At school, I couldn’t concentrate. I kept looking at Mawada’s empty chair. As I walked home, I remembered the times we spent together. Today is 26th April, Ms. Fatima came into our class, looking really weird, as if there was something missing. I realized that she had no make-up on and looked pale. At first, she didn’t say anything, then she cleared her throat and told us that Mawada had passed away, and that she had been suffering from leukemia. Tears began to trickle down my cheeks, and I started to cry.

After school I went home and told my mum about Mawada. She also was sad. I ran upstairs and closed my bedroom door. I started tearing down the posters I had on my walls, I pushed the CD rack and it broke, all the CD’s were on the floor. I threw them in the rubbish bin one by one and dived on the bed and started crying. I looked up and saw that I had a Quran on the upper bookshelf. I took it from the shelf and started reading. There was a verse which said: “Verily, in the remembrance of Allah (swt) do hearts find rest.” I prayed to Allah (swt) and asked Him to forgive me. It was time for Asr prayer – I got up and went to pray immediately. I asked for forgiveness and prayed for Mawada.

After Mawada passed away, I always had an empty feeling inside of me – something always felt wrong. I started doing what Mawada told me to do: wear the Hijab, listen to my parents, read the Quran and so much more. It was hard to believe at first but reading the Quran was actually very soothing and relaxing. I felt really connected to Allah (swt) and began to fear nothing but Him. Wearing the Hijab was very risky, considering the fact that I would become Hijabi girl part 2. I did it anyway. People did make fun of me, and my so-called friends like Farasha stopped talking to me. I realized, who my true friends were. I also realized that people are not that willing to change, if it doesn’t suit them. They are bluntly ignorant of the truth – I found out through my own experience.

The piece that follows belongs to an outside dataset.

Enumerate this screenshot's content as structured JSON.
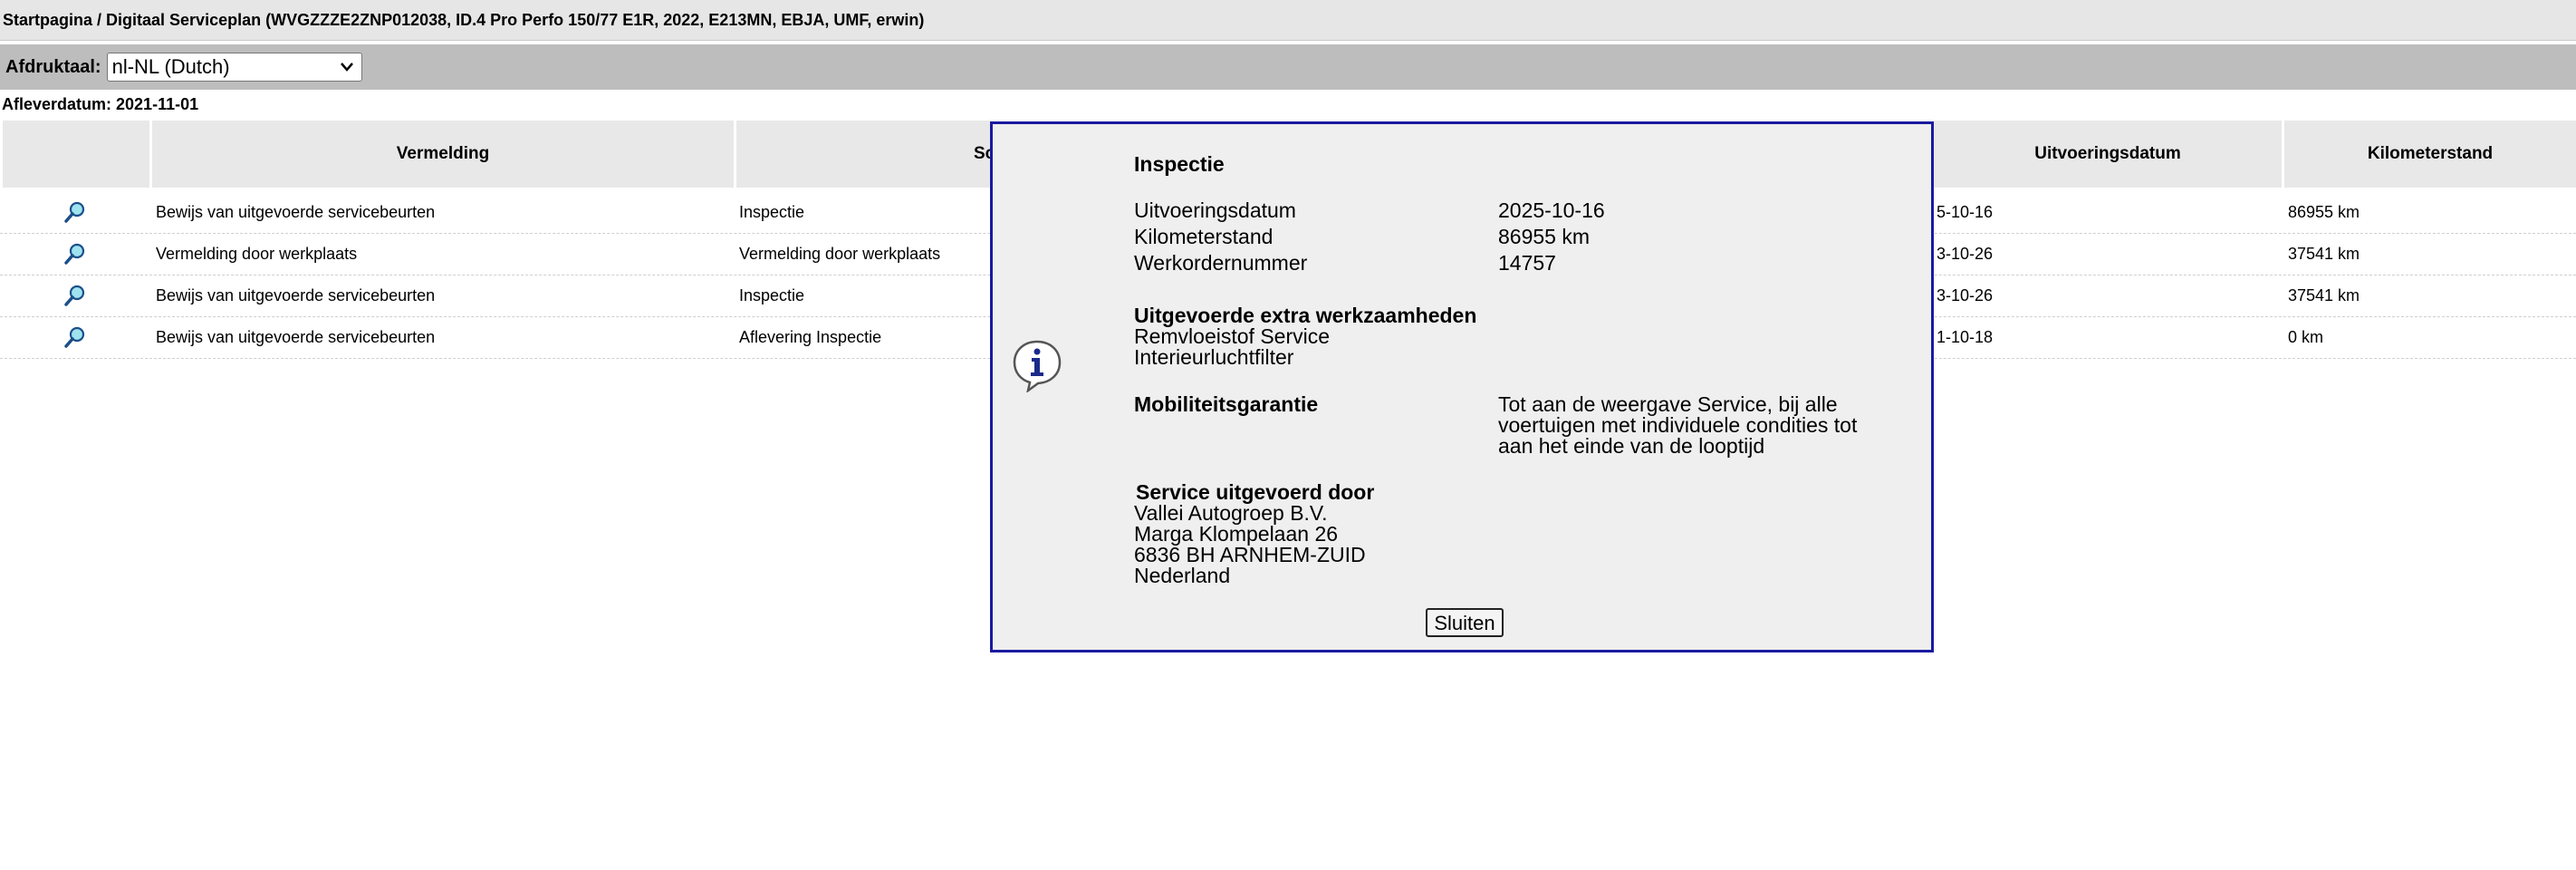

Slowly, encouraged by my example, my family also changed. My mum and sister started wearing Hijab, my dad started going to the Masjid at least thrice a day – it was a start. Some of my close friends also changed a little. Not enough to wear a Hijab but enough to stop listening to music.

Mawada was like a light (Noor) in my life, guiding me back onto Allah’s (swt) path. I now learned that we all need to be lights in the lives of other peoples; touching the heart of even one person is the ultimate reward. Insha’Allah, by helping others, there will be ‘Noor’ in our lives, too.